A 25 year old man was at work and had a syncopal episode. At the behest of his boss, he has come to the ED for evaluation. The patient feels fine now and wants to go home. The following EKG was obtained.
Please identify the disorder and the subsequent treatment.
Answer: Brugada Syndrome
High Yield Points
- Brugada syndrome can cause polymorphic ventricular tachycardia leading to syncope, cardiac arrest or sudden death.
- Condition an example of a channelopathy. 10-30% of cases linked to mutations of cardiac voltage-gated sodium channels.
- Autosomal dominant pattern of transmission in about 50% of familial cases.
- Typical patient young, male, and otherwise healthy, with normal general medical and cardiovascular physical examinations.
- Per eMedicine, Implantable cardioverters-defibrillators (ICDs) are often used to treat patients with Brugada syndrome, decision can be made in concert with Cardiology.
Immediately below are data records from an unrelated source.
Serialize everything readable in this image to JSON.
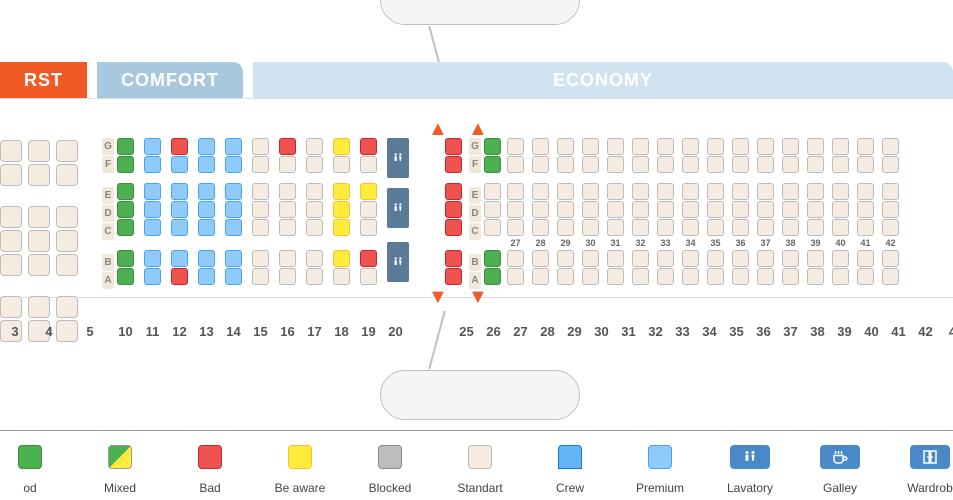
{
  "tabs": {
    "first": "RST",
    "comfort": "COMFORT",
    "economy": "ECONOMY"
  },
  "seat_colors": {
    "good": "#4caf50",
    "mixed_a": "#4caf50",
    "mixed_b": "#ffeb3b",
    "bad": "#ef5350",
    "beaware": "#ffeb3b",
    "blocked": "#bdbdbd",
    "standart": "#f5ebe0",
    "premium": "#90caf9",
    "crew": "#64b5f6",
    "lav_bg": "#5b7a9a",
    "icon_bg": "#4a89c7",
    "tab_first": "#f15a24",
    "tab_comfort": "#a8c8e0",
    "tab_economy": "#cfe3f0"
  },
  "first_rows": [
    "3",
    "4",
    "5"
  ],
  "comfort_rows": [
    "10",
    "11",
    "12",
    "13",
    "14",
    "15",
    "16",
    "17",
    "18",
    "19",
    "20"
  ],
  "economy_rows": [
    "25",
    "26",
    "27",
    "28",
    "29",
    "30",
    "31",
    "32",
    "33",
    "34",
    "35",
    "36",
    "37",
    "38",
    "39",
    "40",
    "41",
    "42",
    "4"
  ],
  "economy_rows_small": [
    "25",
    "26",
    "27",
    "28",
    "29",
    "30",
    "31",
    "32",
    "33",
    "34",
    "35",
    "36",
    "37",
    "38",
    "39",
    "40",
    "41",
    "42"
  ],
  "row_letters_top": [
    "G",
    "F"
  ],
  "row_letters_mid": [
    "E",
    "D",
    "C"
  ],
  "row_letters_bot": [
    "B",
    "A"
  ],
  "comfort_map": {
    "10": {
      "top": [
        "good",
        "good"
      ],
      "mid": [
        "good",
        "good",
        "good"
      ],
      "bot": [
        "good",
        "good"
      ]
    },
    "11": {
      "top": [
        "premium",
        "premium"
      ],
      "mid": [
        "premium",
        "premium",
        "premium"
      ],
      "bot": [
        "premium",
        "premium"
      ]
    },
    "12": {
      "top": [
        "bad",
        "premium"
      ],
      "mid": [
        "premium",
        "premium",
        "premium"
      ],
      "bot": [
        "premium",
        "bad"
      ]
    },
    "13": {
      "top": [
        "premium",
        "premium"
      ],
      "mid": [
        "premium",
        "premium",
        "premium"
      ],
      "bot": [
        "premium",
        "premium"
      ]
    },
    "14": {
      "top": [
        "premium",
        "premium"
      ],
      "mid": [
        "premium",
        "premium",
        "premium"
      ],
      "bot": [
        "premium",
        "premium"
      ]
    },
    "15": {
      "top": [
        "standart",
        "standart"
      ],
      "mid": [
        "standart",
        "standart",
        "standart"
      ],
      "bot": [
        "standart",
        "standart"
      ]
    },
    "16": {
      "top": [
        "bad",
        "standart"
      ],
      "mid": [
        "standart",
        "standart",
        "standart"
      ],
      "bot": [
        "standart",
        "standart"
      ]
    },
    "17": {
      "top": [
        "standart",
        "standart"
      ],
      "mid": [
        "standart",
        "standart",
        "standart"
      ],
      "bot": [
        "standart",
        "standart"
      ]
    },
    "18": {
      "top": [
        "beaware",
        "standart"
      ],
      "mid": [
        "beaware",
        "beaware",
        "beaware"
      ],
      "bot": [
        "beaware",
        "standart"
      ]
    },
    "19": {
      "top": [
        "bad",
        "standart"
      ],
      "mid": [
        "beaware",
        "standart",
        "standart"
      ],
      "bot": [
        "bad",
        "standart"
      ]
    },
    "20": {
      "top": [
        "lav"
      ],
      "mid": [
        "lav"
      ],
      "bot": [
        "lav"
      ]
    }
  },
  "economy_first_col": {
    "top": [
      "bad",
      "bad"
    ],
    "mid": [
      "bad",
      "bad",
      "bad"
    ],
    "bot": [
      "bad",
      "bad"
    ]
  },
  "economy_second_col": {
    "top": [
      "good",
      "good"
    ],
    "mid": [
      "",
      "",
      ""
    ],
    "bot": [
      "good",
      "good"
    ]
  },
  "legend": [
    {
      "key": "good",
      "label": "od",
      "type": "swatch"
    },
    {
      "key": "mixed",
      "label": "Mixed",
      "type": "swatch"
    },
    {
      "key": "bad",
      "label": "Bad",
      "type": "swatch"
    },
    {
      "key": "beaware",
      "label": "Be aware",
      "type": "swatch"
    },
    {
      "key": "blocked",
      "label": "Blocked",
      "type": "swatch"
    },
    {
      "key": "standart",
      "label": "Standart",
      "type": "swatch"
    },
    {
      "key": "crew",
      "label": "Crew",
      "type": "swatch"
    },
    {
      "key": "premium",
      "label": "Premium",
      "type": "swatch"
    },
    {
      "key": "lavatory",
      "label": "Lavatory",
      "type": "icon",
      "icon": "lav"
    },
    {
      "key": "galley",
      "label": "Galley",
      "type": "icon",
      "icon": "cup"
    },
    {
      "key": "wardrobe",
      "label": "Wardrob",
      "type": "icon",
      "icon": "door"
    }
  ]
}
No pharmacologic therapy has been proven to reduce the occurrence of ventricular arrhythmias or sudden death.
EKG Manifestations - Slightly different for Type I, II, or III
Generally speaking - RBBB with ST elevations in V1-V2 (some sources also claim ST elevations in V3 as well).
Only Type I is diagnostic of Burgada given the correct clinical setting and/or family risk factors.
The type I ECG is characterized by a J elevation >=2 mm (0.2 mV) a coved type ST segment followed by a negative T wave.